Услышав знакомое имя, Эдуард насторожился. Шут никогда и ничего не делал просто так. Вот и сейчас упоминание о Максимилиане явно имело скрытый смысл.

— Вы сомневаетесь в верности маркграфа? — как можно более нейтральным голосом спросил он.

В глазах Кико блеснула искра.

— Брось, Эду, — отмахнулся он, переходя на «ты». — Карлу прекрасно известно, как именно тебе удалось подавить мятеж на западе, а также — почему легион был сформирован так быстро.

На лицо Эдуарда наползла тень.

— Знаю, о чем ты сейчас подумал, Эду, — хмыкнул Кико, глядя на герцога. — Но тебе не стоит переживать.
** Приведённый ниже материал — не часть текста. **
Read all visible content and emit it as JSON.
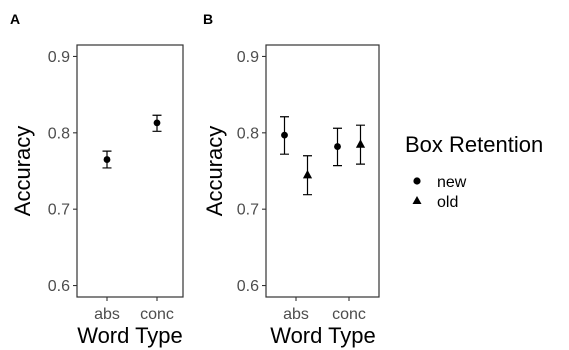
{
  "chart_data": [
    {
      "panel_label": "A",
      "type": "scatter",
      "error_bars": true,
      "xlabel": "Word Type",
      "ylabel": "Accuracy",
      "categories": [
        "abs",
        "conc"
      ],
      "ylim": [
        0.585,
        0.915
      ],
      "yticks": [
        0.6,
        0.7,
        0.8,
        0.9
      ],
      "ytick_labels": [
        "0.6",
        "0.7",
        "0.8",
        "0.9"
      ],
      "grid": false,
      "series": [
        {
          "marker": "circle",
          "points": [
            {
              "x": "abs",
              "y": 0.765,
              "ymin": 0.754,
              "ymax": 0.776
            },
            {
              "x": "conc",
              "y": 0.813,
              "ymin": 0.802,
              "ymax": 0.823
            }
          ]
        }
      ]
    },
    {
      "panel_label": "B",
      "type": "scatter",
      "error_bars": true,
      "xlabel": "Word Type",
      "ylabel": "Accuracy",
      "categories": [
        "abs",
        "conc"
      ],
      "ylim": [
        0.585,
        0.915
      ],
      "yticks": [
        0.6,
        0.7,
        0.8,
        0.9
      ],
      "ytick_labels": [
        "0.6",
        "0.7",
        "0.8",
        "0.9"
      ],
      "grid": false,
      "legend": {
        "title": "Box Retention",
        "position": "right",
        "entries": [
          {
            "label": "new",
            "marker": "circle"
          },
          {
            "label": "old",
            "marker": "triangle"
          }
        ]
      },
      "series": [
        {
          "name": "new",
          "marker": "circle",
          "points": [
            {
              "x": "abs",
              "y": 0.797,
              "ymin": 0.772,
              "ymax": 0.821
            },
            {
              "x": "conc",
              "y": 0.782,
              "ymin": 0.757,
              "ymax": 0.806
            }
          ]
        },
        {
          "name": "old",
          "marker": "triangle",
          "points": [
            {
              "x": "abs",
              "y": 0.745,
              "ymin": 0.719,
              "ymax": 0.77
            },
            {
              "x": "conc",
              "y": 0.785,
              "ymin": 0.759,
              "ymax": 0.81
            }
          ]
        }
      ]
    }
  ]
}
Пусть Карл никогда не простит тебе Бергонию, но это не значит, что он не уверен в твоей клятве.

— Я и сам не прощу себе Бергонию, — сухо рыкнул Эдуард. — И я не верю в предательство Ренара.
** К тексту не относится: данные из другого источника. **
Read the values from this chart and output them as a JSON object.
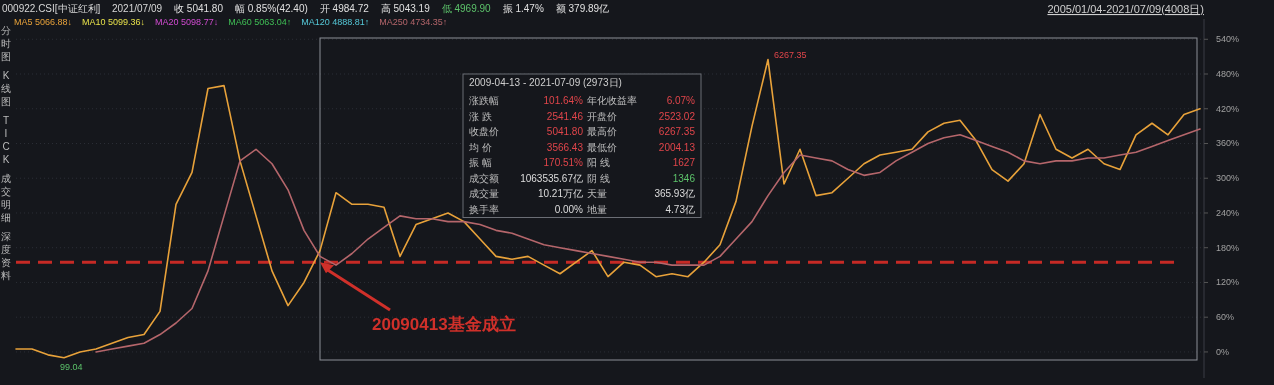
{
  "chart_data": {
    "type": "line",
    "title": "000922.CSI[中证红利]",
    "categories": [
      null,
      null,
      null,
      null,
      null,
      null,
      null,
      null,
      null,
      null,
      null,
      null,
      null,
      null,
      null,
      null,
      null,
      null,
      null,
      null,
      null,
      null,
      null,
      null,
      null,
      null,
      null,
      null,
      null,
      null,
      null,
      null,
      null,
      null,
      null,
      null,
      null,
      null,
      null,
      null,
      null,
      null,
      null,
      null,
      null,
      null,
      null,
      null,
      null,
      null,
      null,
      null,
      null,
      null,
      null,
      null,
      null,
      null,
      null,
      null,
      null,
      null,
      null,
      null,
      null,
      null,
      null,
      null,
      null,
      null,
      null,
      null,
      null,
      null,
      null
    ],
    "series": [
      {
        "color": "#e8a23a",
        "values": [
          5,
          5,
          -5,
          -10,
          0,
          5,
          15,
          25,
          30,
          70,
          255,
          310,
          455,
          460,
          330,
          235,
          140,
          80,
          120,
          175,
          275,
          255,
          255,
          250,
          165,
          220,
          230,
          240,
          225,
          195,
          165,
          160,
          165,
          150,
          135,
          155,
          175,
          130,
          155,
          150,
          130,
          135,
          130,
          155,
          185,
          260,
          390,
          505,
          290,
          350,
          270,
          275,
          300,
          325,
          340,
          345,
          350,
          380,
          395,
          400,
          365,
          315,
          295,
          325,
          410,
          350,
          335,
          350,
          325,
          315,
          375,
          395,
          375,
          410,
          420
        ]
      },
      {
        "color": "#b5666b",
        "values": [
          null,
          null,
          null,
          null,
          null,
          0,
          5,
          10,
          15,
          30,
          50,
          75,
          140,
          235,
          330,
          350,
          325,
          280,
          210,
          165,
          150,
          170,
          195,
          215,
          235,
          230,
          230,
          225,
          225,
          220,
          210,
          205,
          195,
          185,
          180,
          175,
          170,
          165,
          160,
          155,
          155,
          150,
          150,
          150,
          165,
          195,
          225,
          270,
          310,
          340,
          335,
          330,
          315,
          305,
          310,
          330,
          345,
          360,
          370,
          375,
          365,
          355,
          345,
          330,
          325,
          330,
          330,
          335,
          335,
          340,
          345,
          355,
          365,
          375,
          385
        ]
      }
    ],
    "ylim": [
      -45,
      575
    ],
    "yticks": [
      {
        "value": 0,
        "label": "0%"
      },
      {
        "value": 60,
        "label": "60%"
      },
      {
        "value": 120,
        "label": "120%"
      },
      {
        "value": 180,
        "label": "180%"
      },
      {
        "value": 240,
        "label": "240%"
      },
      {
        "value": 300,
        "label": "300%"
      },
      {
        "value": 360,
        "label": "360%"
      },
      {
        "value": 420,
        "label": "420%"
      },
      {
        "value": 480,
        "label": "480%"
      },
      {
        "value": 540,
        "label": "540%"
      }
    ],
    "grid": "y",
    "tick_labels": "y",
    "ref_lines": [
      {
        "axis": "y",
        "value": 155,
        "color": "#c62a25",
        "line_style": "dashed"
      }
    ],
    "annotations": [
      "2021/07/09",
      "收 5041.80",
      "幅 0.85%(42.40)",
      "开 4984.72",
      "高 5043.19",
      "低 4969.90",
      "振 1.47%",
      "额 379.89亿",
      "MA5 5066.88↓",
      "MA10 5099.36↓",
      "MA20 5098.77↓",
      "MA60 5063.04↑",
      "MA120 4888.81↑",
      "MA250 4734.35↑",
      "2005/01/04-2021/07/09(4008日)",
      "分时图",
      "K线图",
      "TICK",
      "成交明细",
      "深度资料",
      "2009-04-13 - 2021-07-09 (2973日)",
      "涨跌幅",
      "101.64%",
      "年化收益率",
      "6.07%",
      "涨 跌",
      "2541.46",
      "开盘价",
      "2523.02",
      "收盘价",
      "5041.80",
      "最高价",
      "6267.35",
      "均 价",
      "3566.43",
      "最低价",
      "2004.13",
      "振 幅",
      "170.51%",
      "阳 线",
      "1627",
      "成交额",
      "1063535.67亿",
      "阴 线",
      "1346",
      "成交量",
      "10.21万亿",
      "天量",
      "365.93亿",
      "换手率",
      "0.00%",
      "地量",
      "4.73亿",
      "6267.35",
      "99.04",
      "20090413基金成立"
    ]
  }
}
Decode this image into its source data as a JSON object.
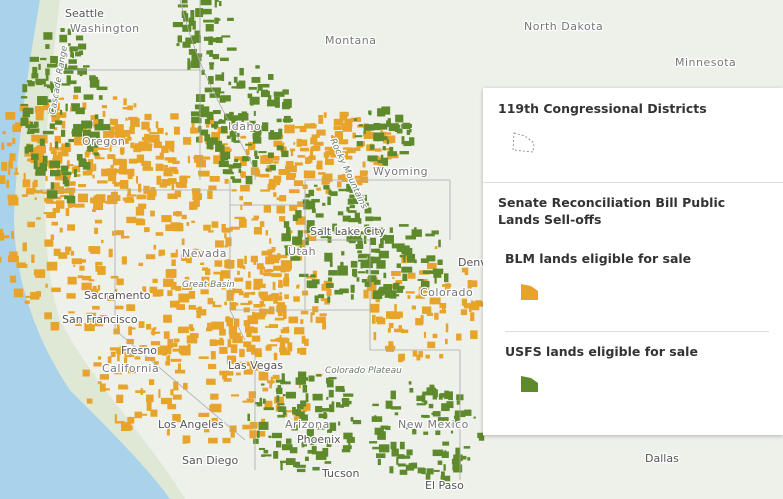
{
  "map": {
    "labels": [
      "Seattle",
      "Washington",
      "Montana",
      "North Dakota",
      "Minnesota",
      "Oregon",
      "Idaho",
      "Rocky Mountains",
      "Wyoming",
      "Salt Lake City",
      "Nevada",
      "Great Basin",
      "Utah",
      "Colorado",
      "Denv",
      "Sacramento",
      "San Francisco",
      "Fresno",
      "California",
      "Las Vegas",
      "Colorado Plateau",
      "Los Angeles",
      "San Diego",
      "Arizona",
      "Phoenix",
      "New Mexico",
      "Tucson",
      "El Paso",
      "Dallas",
      "Cascade Range"
    ]
  },
  "legend": {
    "layers": [
      {
        "title": "119th Congressional Districts"
      },
      {
        "title": "Senate Reconciliation Bill Public Lands Sell-offs",
        "items": [
          "BLM lands eligible for sale",
          "USFS lands eligible for sale"
        ]
      }
    ]
  }
}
— Готов поручиться за него? — удивился Кико.

— Он спас мне жизнь, — ответил герцог. — И давай начистоту, Арман. Если бы не этот мальчишка, здесь бы сейчас хозяйничали аталийцы и Багряные. Меня бы прикончили еще там в Бергонии, ну, а ты покачивался бы на виселице. Хотя нет… ты бы еще пожил, но, как по мне, лучше сдохнуть, чем так жить. Вряд ли жрецы позволили бы тебе умереть спокойно.

Взгляд Кико на мгновение изменился. Он стал колючим и злым. Но шут быстро взял себя в руки, и на герцога снова смотрел придворный дурак и зубоскал.

— Маршалы, которые сейчас в чести у короля, утверждают, что стены и ворота Эрувиля неприступны, — криво улыбаясь, покачал головой шут. — Они уверены, что аталийцы, как и любой другой враг, никогда бы не взяли и не возьмут штурмом столицу.

Герцог де Клермон, без труда распознавший эмоциональную вспышку шута, фыркнул:

— А они, случайно, не говорили, что будет дальше? Когда маршалы запрутся за стенами, а легионы противника тем временем пройдут по мелким городам и крепостям, выжмут из них все до последнего и перекроют дороги, по которым в Эрувиль идет продовольствие?

— Нет, — покачал головой Кико, продолжая хитро ухмыляться. — Об этом речи не шло.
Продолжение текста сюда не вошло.